Let's now add our documents.
- On the right hand part of your screen you will find the button
Browse for files
button
Select the paystubjanesmith.pdf
file and load it into the portal.
- Click on
Run Analysis
. - Your screen should look similar to:
Explore the several components that are inside your file. You can see now that there are several paragraphs and text highlighted, as well as tables.
- On your left-hand side you will find the options to see the result of this extraction as a JSON file:
Explore all the components of this file. The several components include:
For Text
- pageNumber: Indicates the page number of the document being analyzed.
- angle: Represents the rotation angle of the page in radians. A negative value indicates a slight counterclockwise rotation.
- width and height: Specify the dimensions of the page in the unit provided (in this case, inches).
- unit: The unit of measurement for the page dimensions, which is "inch" here.
- words: An array of objects, each representing a word detected on the page. Each word object contains:
- content: The actual text content of the word.
- polygon: An array of coordinates defining the bounding polygon of the word on the page.
- confidence: A confidence score (between 0 and 1) indicating the accuracy of the word detection.

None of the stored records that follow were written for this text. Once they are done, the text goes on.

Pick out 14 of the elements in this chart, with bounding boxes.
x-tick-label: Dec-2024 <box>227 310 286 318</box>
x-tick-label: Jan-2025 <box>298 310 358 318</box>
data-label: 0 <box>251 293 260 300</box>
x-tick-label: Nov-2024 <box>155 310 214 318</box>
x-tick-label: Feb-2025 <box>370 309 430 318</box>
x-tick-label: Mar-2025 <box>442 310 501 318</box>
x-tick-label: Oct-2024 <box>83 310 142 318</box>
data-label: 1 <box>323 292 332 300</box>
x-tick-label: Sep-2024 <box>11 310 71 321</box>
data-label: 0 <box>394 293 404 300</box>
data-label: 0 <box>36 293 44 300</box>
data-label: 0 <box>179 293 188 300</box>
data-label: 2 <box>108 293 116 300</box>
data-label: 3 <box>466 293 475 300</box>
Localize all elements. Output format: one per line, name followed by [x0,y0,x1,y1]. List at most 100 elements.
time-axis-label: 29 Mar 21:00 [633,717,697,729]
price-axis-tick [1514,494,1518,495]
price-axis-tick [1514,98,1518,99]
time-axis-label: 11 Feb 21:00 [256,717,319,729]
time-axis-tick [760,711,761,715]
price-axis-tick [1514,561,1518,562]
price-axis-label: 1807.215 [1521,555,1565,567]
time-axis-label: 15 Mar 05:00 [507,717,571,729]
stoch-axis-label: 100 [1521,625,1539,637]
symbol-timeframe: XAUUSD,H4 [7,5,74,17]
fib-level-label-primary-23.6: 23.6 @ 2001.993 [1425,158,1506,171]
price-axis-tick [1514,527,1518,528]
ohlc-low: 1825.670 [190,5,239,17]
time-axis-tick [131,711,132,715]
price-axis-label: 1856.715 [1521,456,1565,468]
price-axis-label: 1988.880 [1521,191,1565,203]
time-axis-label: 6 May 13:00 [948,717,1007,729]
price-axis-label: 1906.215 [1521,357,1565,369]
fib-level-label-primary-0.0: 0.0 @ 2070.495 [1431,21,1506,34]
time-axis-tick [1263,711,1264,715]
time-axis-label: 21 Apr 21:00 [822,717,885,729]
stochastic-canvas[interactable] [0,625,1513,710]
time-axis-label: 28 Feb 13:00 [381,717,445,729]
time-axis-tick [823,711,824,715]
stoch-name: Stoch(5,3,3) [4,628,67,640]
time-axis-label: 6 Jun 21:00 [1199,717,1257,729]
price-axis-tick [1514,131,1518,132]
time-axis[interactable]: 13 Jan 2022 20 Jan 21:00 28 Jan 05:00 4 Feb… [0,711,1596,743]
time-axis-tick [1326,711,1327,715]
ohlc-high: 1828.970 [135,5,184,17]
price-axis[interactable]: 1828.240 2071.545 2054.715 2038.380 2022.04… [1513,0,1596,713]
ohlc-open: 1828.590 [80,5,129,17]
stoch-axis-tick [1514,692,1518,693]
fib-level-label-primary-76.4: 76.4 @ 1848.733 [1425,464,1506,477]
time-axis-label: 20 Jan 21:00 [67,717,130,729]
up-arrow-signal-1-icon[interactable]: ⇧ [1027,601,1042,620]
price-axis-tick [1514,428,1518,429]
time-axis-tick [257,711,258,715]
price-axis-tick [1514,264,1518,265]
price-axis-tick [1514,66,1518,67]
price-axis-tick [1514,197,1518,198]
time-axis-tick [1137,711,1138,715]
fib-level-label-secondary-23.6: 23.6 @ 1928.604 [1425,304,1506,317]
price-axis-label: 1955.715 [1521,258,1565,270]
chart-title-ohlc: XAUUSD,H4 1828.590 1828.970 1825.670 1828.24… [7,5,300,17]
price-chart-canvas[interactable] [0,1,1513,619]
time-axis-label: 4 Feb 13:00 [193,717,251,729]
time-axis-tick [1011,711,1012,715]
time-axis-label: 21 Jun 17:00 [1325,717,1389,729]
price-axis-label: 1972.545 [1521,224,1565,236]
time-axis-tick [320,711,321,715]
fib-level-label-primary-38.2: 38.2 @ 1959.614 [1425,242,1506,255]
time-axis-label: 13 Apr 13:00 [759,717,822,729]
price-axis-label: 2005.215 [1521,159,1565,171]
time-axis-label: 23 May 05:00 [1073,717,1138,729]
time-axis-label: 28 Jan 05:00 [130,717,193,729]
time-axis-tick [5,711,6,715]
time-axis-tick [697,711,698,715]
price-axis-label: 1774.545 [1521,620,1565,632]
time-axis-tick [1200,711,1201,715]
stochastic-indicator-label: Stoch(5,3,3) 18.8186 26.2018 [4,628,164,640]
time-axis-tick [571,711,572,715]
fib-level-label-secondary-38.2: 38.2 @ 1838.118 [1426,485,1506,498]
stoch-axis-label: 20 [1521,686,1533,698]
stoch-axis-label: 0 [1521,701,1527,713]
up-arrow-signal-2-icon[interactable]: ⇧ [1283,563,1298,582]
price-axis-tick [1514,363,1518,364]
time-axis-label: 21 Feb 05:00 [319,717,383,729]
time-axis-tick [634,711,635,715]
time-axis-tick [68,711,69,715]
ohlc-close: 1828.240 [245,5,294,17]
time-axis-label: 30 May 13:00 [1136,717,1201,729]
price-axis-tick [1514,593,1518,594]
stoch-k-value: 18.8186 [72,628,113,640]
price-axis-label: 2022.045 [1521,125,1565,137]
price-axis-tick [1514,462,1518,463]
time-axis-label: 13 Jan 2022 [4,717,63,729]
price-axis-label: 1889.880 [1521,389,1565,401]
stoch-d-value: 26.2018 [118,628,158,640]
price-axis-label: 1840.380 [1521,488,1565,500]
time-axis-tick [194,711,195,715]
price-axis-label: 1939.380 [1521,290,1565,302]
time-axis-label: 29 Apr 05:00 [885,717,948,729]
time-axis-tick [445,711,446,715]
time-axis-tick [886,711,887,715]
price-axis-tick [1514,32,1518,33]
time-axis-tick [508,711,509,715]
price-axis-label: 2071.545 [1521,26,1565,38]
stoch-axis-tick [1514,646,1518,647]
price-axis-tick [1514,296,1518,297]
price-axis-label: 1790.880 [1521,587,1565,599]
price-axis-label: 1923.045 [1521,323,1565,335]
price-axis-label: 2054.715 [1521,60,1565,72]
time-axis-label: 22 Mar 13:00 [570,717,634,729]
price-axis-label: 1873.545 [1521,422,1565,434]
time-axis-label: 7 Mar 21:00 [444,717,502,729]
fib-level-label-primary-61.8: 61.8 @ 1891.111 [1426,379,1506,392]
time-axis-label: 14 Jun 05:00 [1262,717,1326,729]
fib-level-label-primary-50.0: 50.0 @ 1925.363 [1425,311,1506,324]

- span: An object containing:
- offset: The starting position of the word in the text.
- length: The length of the word in characters.
For Tables
- kind: Indicates the type of cell.
- rowIndex: The row index of the cell, starting from 0.
- columnIndex: The column index of the cell, starting from 0.
- content: The text content of the cell.
- boundingRegions: An array of objects representing the regions on the page where the cell is located. Each bounding region object contains:
- pageNumber: The page number where the cell is located.
- polygon: An array of coordinates defining the bounding polygon of the cell on the page. The coordinates specify the vertices of the polygon that encloses the cell.
The complexity of the information coming out of a ADI analysis is considerably extensive, however, for now, don't bother too much about these details. Let's go to Guide 2 to see how to process this information in a code-based solution.
Please jump over to the doc-processing.ipynb
file to complete this guide.
In this challenge, you learned how to process and analyze documents using Azure AI services. You utilized the Azure Document Intelligence service to extract and interpret various elements from documents, such as text, tables, and layout information. You created functions to analyze the layout of documents, extract specific content, and save the analysis results to Azure Blob Storage. Additionally, you learned how to handle and visualize the extracted data for further processing. The concepts learned in this challenge are applicable to other scenarios where document processing and analysis are required, enabling you to automate and streamline document-related workflows.